Always come back to your budget and financial plan. Don’t assume that what worked today will always work tomorrow. At least once a year, revisit and revise your finances and all of your accounts. Tally up everything to know how you are doing and how much margin you have. From there you can decide what changes, if any, are needed.
Revisiting and revising your plans should also be a chance for you to learn from your mistakes and to give yourself encouragement and forgiveness. You have many forces working against you and you must adapt against them in a never-ending battle.
Life happens and sometimes that means a setback. The car blew a tire, you accidentally overspent, the market was bad this year, or any number of things went wrong. Pick yourself up and learn from it.
Sometimes financial scripts are overwhelming. Commercials and people will pressure you to spend more than you can afford on your wedding, on your TV, on clothes, or just about anything. Fight these influences. Try to anticipate them so you’re mentally and emotionally ready when you go against the flow.
Ultimately this is about living your life. If you don’t seize control, then someone or something else will.
Lastly, find yourself some good resources and a community that will support you. The resources and community around you are an important source of encouragement and wisdom. They are often vital in combating bad influences and insidious financial scripts.

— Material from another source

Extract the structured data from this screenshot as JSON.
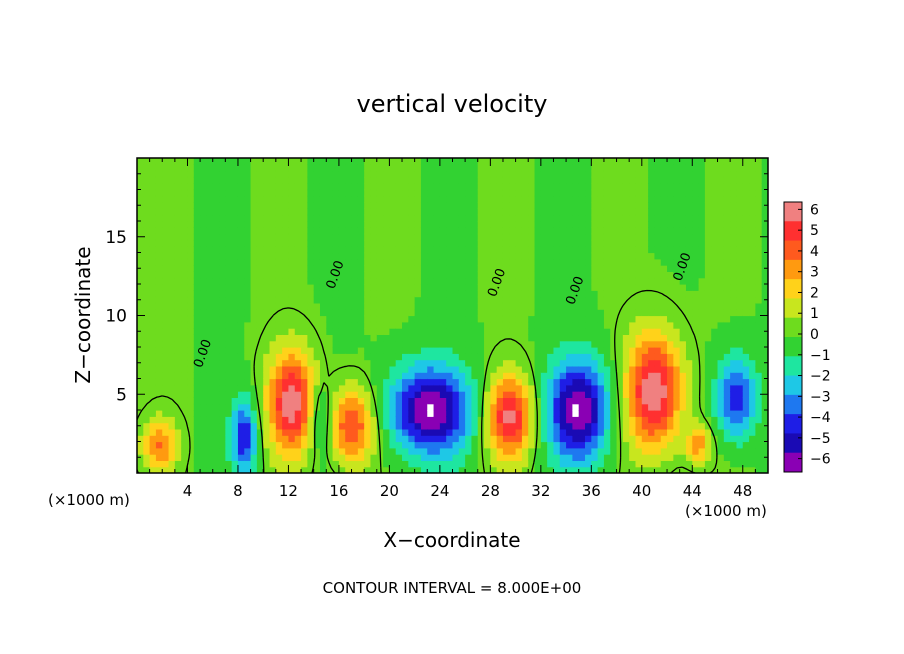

The good thing is that there are plenty of free resources out there, including communities that you can plug yourself into. These can include free to low-cost financial classes or groups in your local community organizations, such as a church, a meetup.com group, or a library.
There are also fellow readers here at The Daily Bell you could connect with in the comments and further resources and information in our free guide, Two Year Plan to Freedom.
If you want to build your own community you can start with a few trusted and respected friends or older colleagues. These should be people who you can ask to hold you accountable and who manage their income well. If they don’t do as they preach, then don’t listen to them.
All of these six steps are good tools to you help gain financial margin.
However, one piece of advice remains.
During your financial journey, many people will not understand why you are fighting against what the popular culture regards as normal financial habits. They might see your decision to ignore negative scripts, such as those from commercials, as silly. Some people may even be jealous of your plans. Others will fear judgment from you as you raise the bar for your own success.
This may mean that you will have to avoid talking about finances with certain people. If you know they will only be discouraging or unhelpful then don’t waste your time with them.
Let them judge. Let them laugh. And let them spend money they don’t have. It is their loss, not yours. Start on your journey to financial margin and never look back.